Des projets de fermeture à la fermeture définitive
D’autres projets visant à transférer certains
internés voient le jour dès octobre 1941. Ainsi, le
16 octobre, le Lieutenant propose de transférer les nomades
dans un autre camp. Les indésirables seraient alors envoyés
à La Forge, et il serait plus aisé de surveiller les
communistes, restés seuls à Choisel. Il propose de
nouveau ce projet en décembre 1941. Mais le sous-préfet
lui répond que cela n’est guère envisageable
pour l’heure.
Le Lieutenant trouve alors une autre solution, car il veut pouvoir
concentrer toute son attention sur les communistes : puisque les
nomades de La Forge ne peuvent être transférés
ailleurs, certains vont être libérés. Ainsi,
le 8 octobre 1941, quarante-sept sont libérés ; le
14 novembre, cent soixante-dix-sept ; et du 24 mars au 11 mai 1942,
entre soixante-dix et quatre-vingt personnes sont de nouveau libérées.

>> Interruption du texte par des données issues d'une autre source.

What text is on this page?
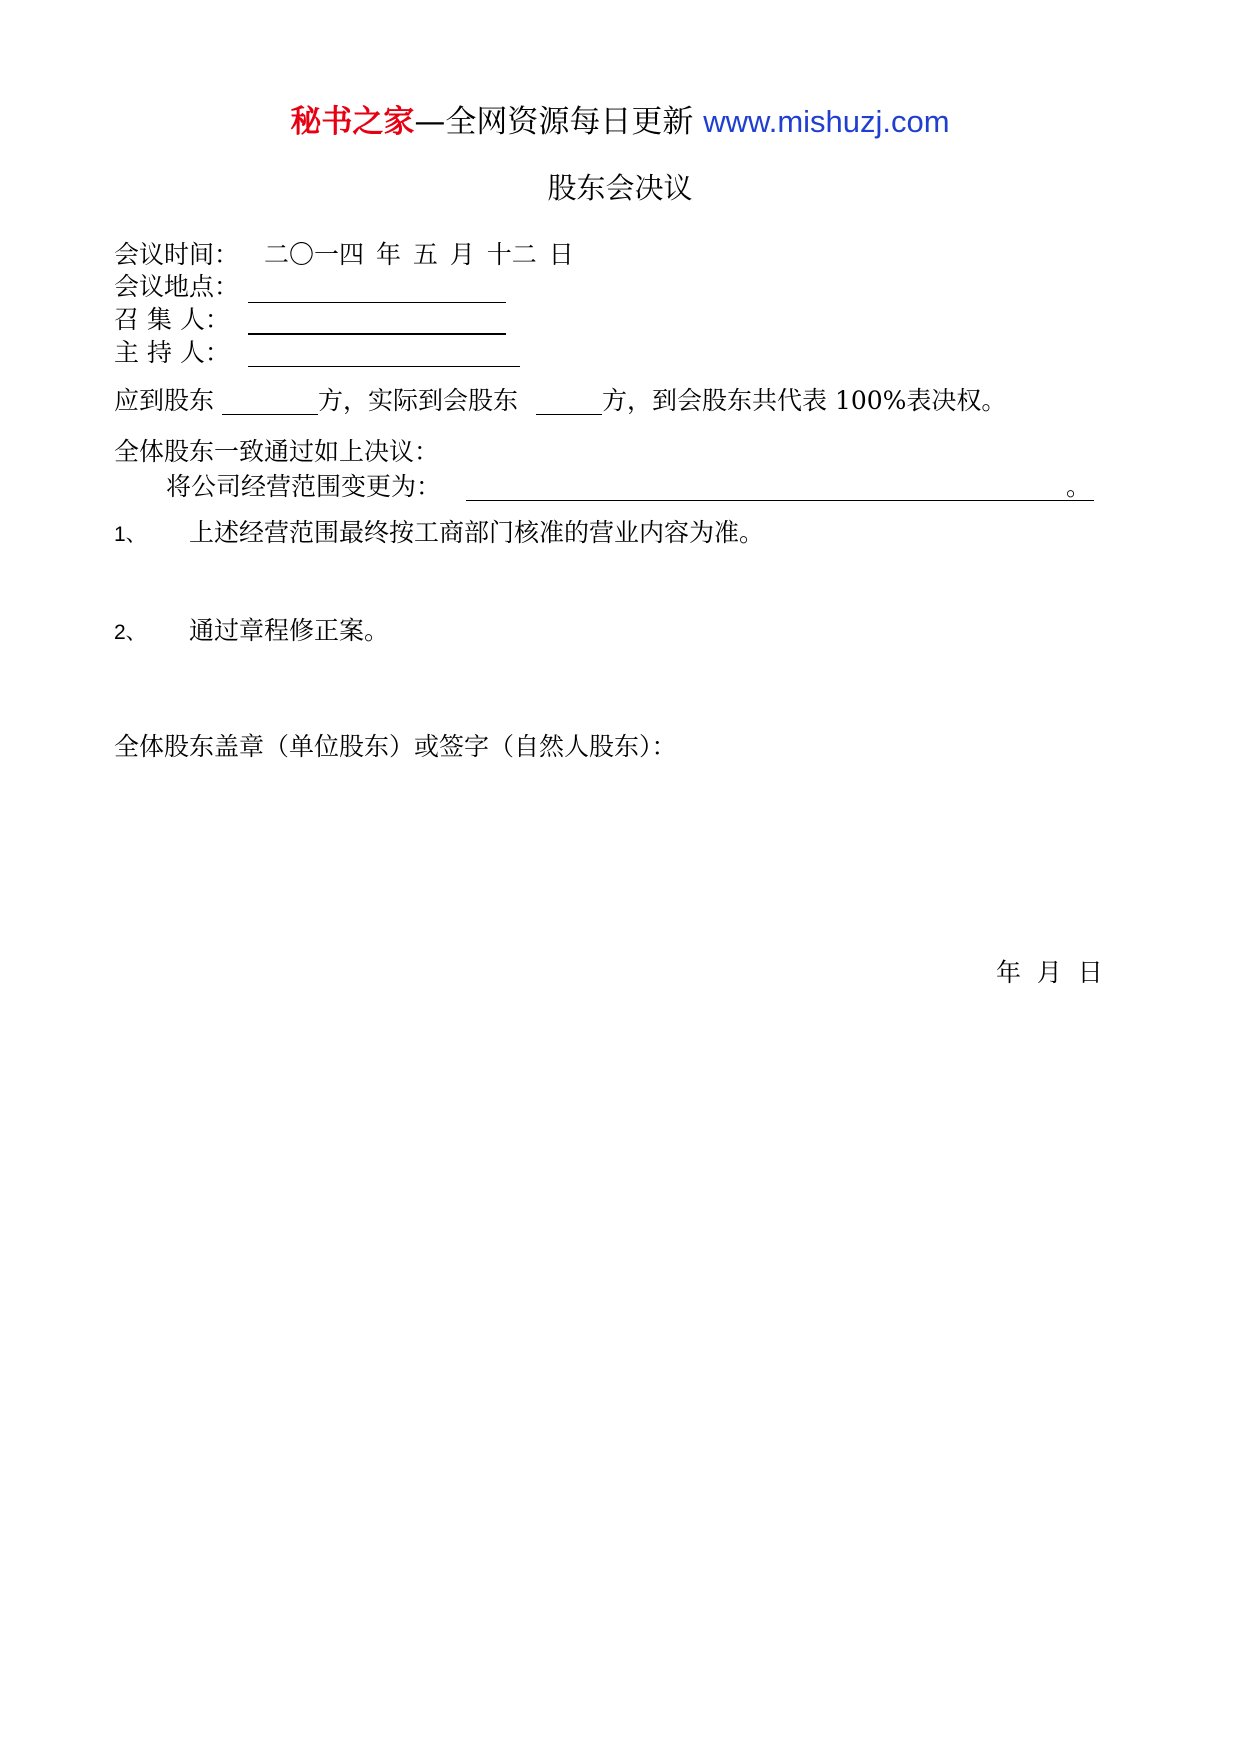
秘书之家—全网资源每日更新 www.mishuzj.com
股东会决议
会议时间： 二〇一四 年 五 月 十二 日
会议地点：
召 集 人：
主 持 人：
应到股东	方，实际到会股东	方，到会股东共代表 100%表决权。
全体股东一致通过如上决议：
将公司经营范围变更为：	。
1、 上述经营范围最终按工商部门核准的营业内容为准。
2、 通过章程修正案。
全体股东盖章（单位股东）或签字（自然人股东）：
年  月  日
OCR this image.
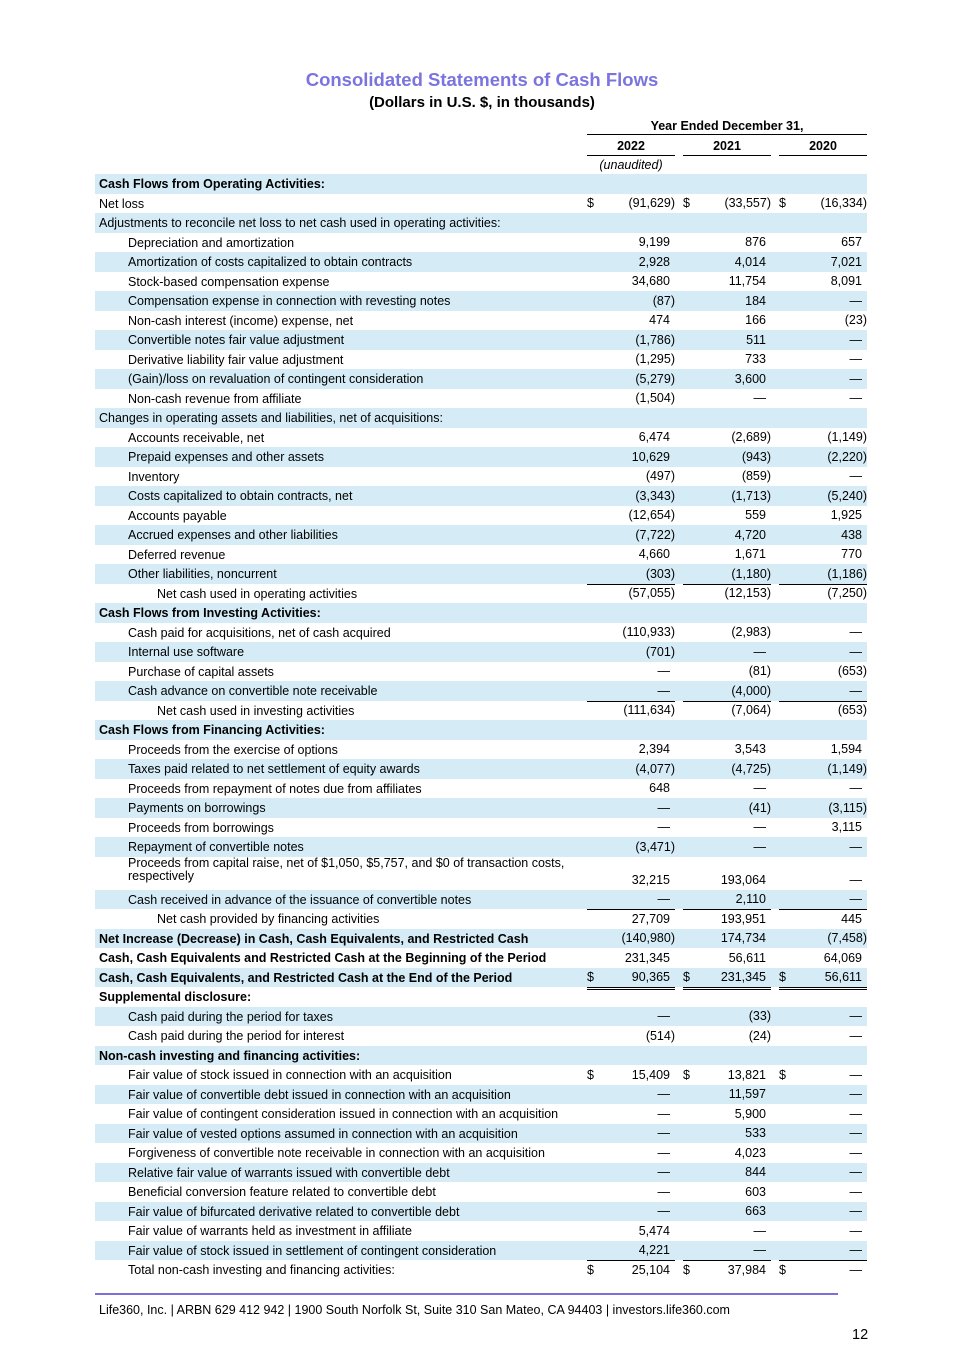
Consolidated Statements of Cash Flows
(Dollars in U.S. $, in thousands)
Year Ended December 31,
2022	2021	2020
(unaudited)
Cash Flows from Operating Activities:
Net loss	$	(91,629) $	(33,557) $	(16,334)
Adjustments to reconcile net loss to net cash used in operating activities:
Depreciation and amortization	9,199	876	657
Amortization of costs capitalized to obtain contracts	2,928	4,014	7,021
Stock-based compensation expense	34,680	11,754	8,091
Compensation expense in connection with revesting notes	(87)	184	—
Non-cash interest (income) expense, net	474	166	(23)
Convertible notes fair value adjustment	(1,786)	511	—
Derivative liability fair value adjustment	(1,295)	733	—
(Gain)/loss on revaluation of contingent consideration	(5,279)	3,600	—
Non-cash revenue from affiliate	(1,504)	—	—
Changes in operating assets and liabilities, net of acquisitions:
Accounts receivable, net	6,474	(2,689)	(1,149)
Prepaid expenses and other assets	10,629	(943)	(2,220)
Inventory	(497)	(859)	—
Costs capitalized to obtain contracts, net	(3,343)	(1,713)	(5,240)
Accounts payable	(12,654)	559	1,925
Accrued expenses and other liabilities	(7,722)	4,720	438
Deferred revenue	4,660	1,671	770
Other liabilities, noncurrent	(303)	(1,180)	(1,186)
Net cash used in operating activities	(57,055)	(12,153)	(7,250)
Cash Flows from Investing Activities:
Cash paid for acquisitions, net of cash acquired	(110,933)	(2,983)	—
Internal use software	(701)	—	—
Purchase of capital assets	—	(81)	(653)
Cash advance on convertible note receivable	—	(4,000)	—
Net cash used in investing activities	(111,634)	(7,064)	(653)
Cash Flows from Financing Activities:
Proceeds from the exercise of options	2,394	3,543	1,594
Taxes paid related to net settlement of equity awards	(4,077)	(4,725)	(1,149)
Proceeds from repayment of notes due from affiliates	648	—	—
Payments on borrowings	—	(41)	(3,115)
Proceeds from borrowings	—	—	3,115
Repayment of convertible notes	(3,471)	—	—
Proceeds from capital raise, net of $1,050, $5,757, and $0 of transaction costs, respectively	32,215	193,064	—
Cash received in advance of the issuance of convertible notes	—	2,110	—
Net cash provided by financing activities	27,709	193,951	445
Net Increase (Decrease) in Cash, Cash Equivalents, and Restricted Cash	(140,980)	174,734	(7,458)
Cash, Cash Equivalents and Restricted Cash at the Beginning of the Period	231,345	56,611	64,069
Cash, Cash Equivalents, and Restricted Cash at the End of the Period	$	90,365 $ 231,345 $	56,611
Supplemental disclosure:
Cash paid during the period for taxes	—	(33)	—
Cash paid during the period for interest	(514)	(24)	—
Non-cash investing and financing activities:
Fair value of stock issued in connection with an acquisition	$	15,409 $	13,821 $	—
Fair value of convertible debt issued in connection with an acquisition	—	11,597	—
Fair value of contingent consideration issued in connection with an acquisition	—	5,900	—
Fair value of vested options assumed in connection with an acquisition	—	533	—
Forgiveness of convertible note receivable in connection with an acquisition	—	4,023	—
Relative fair value of warrants issued with convertible debt	—	844	—
Beneficial conversion feature related to convertible debt	—	603	—
Fair value of bifurcated derivative related to convertible debt	—	663	—
Fair value of warrants held as investment in affiliate	5,474	—	—
Fair value of stock issued in settlement of contingent consideration	4,221	—	—
Total non-cash investing and financing activities:	$	25,104 $	37,984 $	—
Life360, Inc. | ARBN 629 412 942 | 1900 South Norfolk St, Suite 310 San Mateo, CA 94403 | investors.life360.com
12
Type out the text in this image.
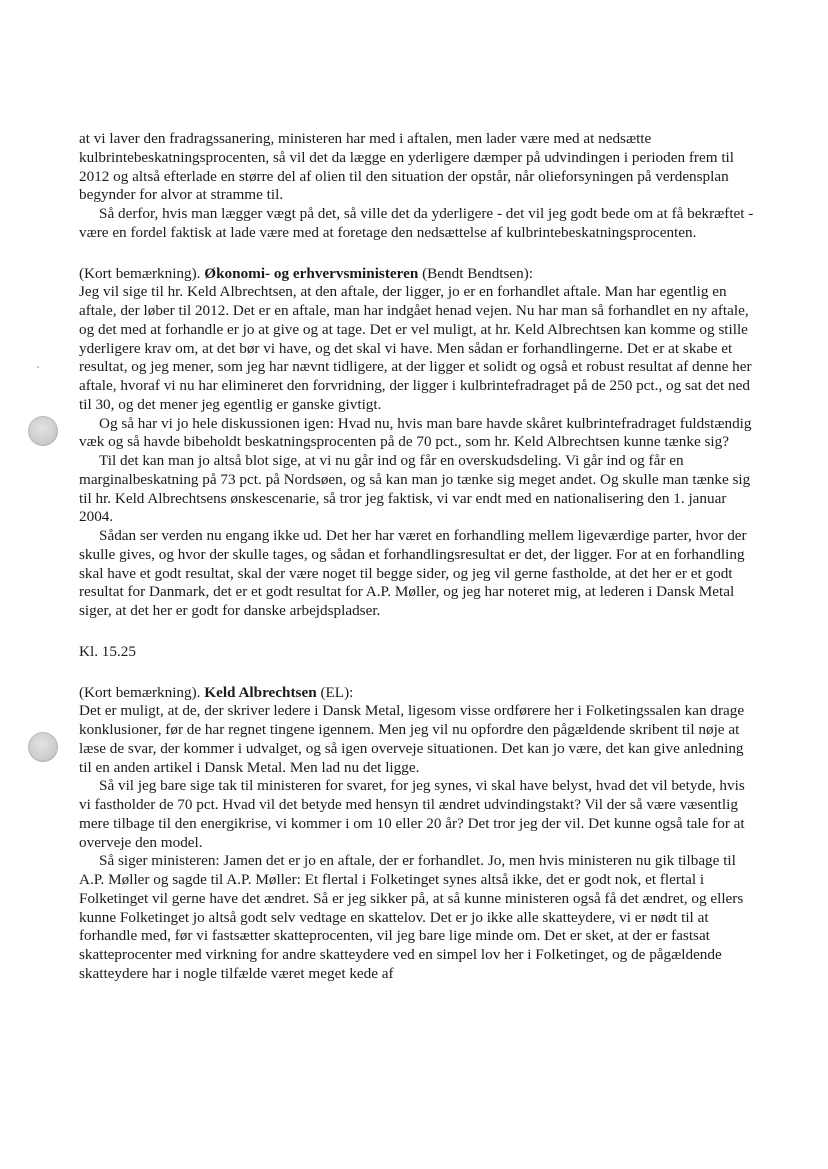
at vi laver den fradragssanering, ministeren har med i aftalen, men lader være med at nedsætte kulbrintebeskatningsprocenten, så vil det da lægge en yderligere dæmper på udvindingen i perioden frem til 2012 og altså efterlade en større del af olien til den situation der opstår, når olieforsyningen på verdensplan begynder for alvor at stramme til.

Så derfor, hvis man lægger vægt på det, så ville det da yderligere - det vil jeg godt bede om at få bekræftet - være en fordel faktisk at lade være med at foretage den nedsættelse af kulbrintebeskatningsprocenten.

(Kort bemærkning). Økonomi- og erhvervsministeren (Bendt Bendtsen):

Jeg vil sige til hr. Keld Albrechtsen, at den aftale, der ligger, jo er en forhandlet aftale. Man har egentlig en aftale, der løber til 2012. Det er en aftale, man har indgået henad vejen. Nu har man så forhandlet en ny aftale, og det med at forhandle er jo at give og at tage. Det er vel muligt, at hr. Keld Albrechtsen kan komme og stille yderligere krav om, at det bør vi have, og det skal vi have. Men sådan er forhandlingerne. Det er at skabe et resultat, og jeg mener, som jeg har nævnt tidligere, at der ligger et solidt og også et robust resultat af denne her aftale, hvoraf vi nu har elimineret den forvridning, der ligger i kulbrintefradraget på de 250 pct., og sat det ned til 30, og det mener jeg egentlig er ganske givtigt.

Og så har vi jo hele diskussionen igen: Hvad nu, hvis man bare havde skåret kulbrintefradraget fuldstændig væk og så havde bibeholdt beskatningsprocenten på de 70 pct., som hr. Keld Albrechtsen kunne tænke sig?

Til det kan man jo altså blot sige, at vi nu går ind og får en overskudsdeling. Vi går ind og får en marginalbeskatning på 73 pct. på Nordsøen, og så kan man jo tænke sig meget andet. Og skulle man tænke sig til hr. Keld Albrechtsens ønskescenarie, så tror jeg faktisk, vi var endt med en nationalisering den 1. januar 2004.

Sådan ser verden nu engang ikke ud. Det her har været en forhandling mellem ligeværdige parter, hvor der skulle gives, og hvor der skulle tages, og sådan et forhandlingsresultat er det, der ligger. For at en forhandling skal have et godt resultat, skal der være noget til begge sider, og jeg vil gerne fastholde, at det her er et godt resultat for Danmark, det er et godt resultat for A.P. Møller, og jeg har noteret mig, at lederen i Dansk Metal siger, at det her er godt for danske arbejdspladser.

Kl. 15.25

(Kort bemærkning). Keld Albrechtsen (EL):

Det er muligt, at de, der skriver ledere i Dansk Metal, ligesom visse ordførere her i Folketingssalen kan drage konklusioner, før de har regnet tingene igennem. Men jeg vil nu opfordre den pågældende skribent til nøje at læse de svar, der kommer i udvalget, og så igen overveje situationen. Det kan jo være, det kan give anledning til en anden artikel i Dansk Metal. Men lad nu det ligge.

Så vil jeg bare sige tak til ministeren for svaret, for jeg synes, vi skal have belyst, hvad det vil betyde, hvis vi fastholder de 70 pct. Hvad vil det betyde med hensyn til ændret udvindingstakt? Vil der så være væsentlig mere tilbage til den energikrise, vi kommer i om 10 eller 20 år? Det tror jeg der vil. Det kunne også tale for at overveje den model.

Så siger ministeren: Jamen det er jo en aftale, der er forhandlet. Jo, men hvis ministeren nu gik tilbage til A.P. Møller og sagde til A.P. Møller: Et flertal i Folketinget synes altså ikke, det er godt nok, et flertal i Folketinget vil gerne have det ændret. Så er jeg sikker på, at så kunne ministeren også få det ændret, og ellers kunne Folketinget jo altså godt selv vedtage en skattelov. Det er jo ikke alle skatteydere, vi er nødt til at forhandle med, før vi fastsætter skatteprocenten, vil jeg bare lige minde om. Det er sket, at der er fastsat skatteprocenter med virkning for andre skatteydere ved en simpel lov her i Folketinget, og de pågældende skatteydere har i nogle tilfælde været meget kede af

Grâce à ces libérations, les effectifs du camp
de La Forge ne cessent de diminuer : alors que quatre cent vingt-cinq
nomades sont présents au camp le 1er octobre 1941, il n’en
reste "que" deux cent soixante-deux le 16 avril. D’autres
internés, n‘obtenant pas leur libération, acceptent
de partir travailler en Allemagne : en avril 1942, vingt nomades
se portent ainsi volontaires.
Malgré tout, la baisse des effectifs ne permet pas de résoudre
les différents problèmes, et, selon les autorités
françaises, seul le transfert des nomades peut mettre fin
à cette situation. Le 16 avril, les autorités allemandes
ordonnent le transfert des communistes au camp de Voves. Celui des
autres catégories d’internés est décidé
à la fin de ce même mois. Tous les transferts doivent
avoir lieu avant le 15 mai 1942. C’est chose faite. Le 1er
mai, vingt-neuf indésirables hommes partent pour Rouillé
; le 4, six juifs pour Pithiviers ; le 7, quatre cent vingt-quatre
politiques hommes pour Voves ; le 9, trente « marchés
noirs » hommes pour Gaillon ; le 11, quatre-vingt-douze politiques
et indésirables femmes pour Aincourt ; et, le 13, deux cent
cinquante-sept nomades pour Mulsanne. Les nomades sont les derniers
à quitter le camp. Après leur départ, les camps
de La Forge et de Choisel sont fermés.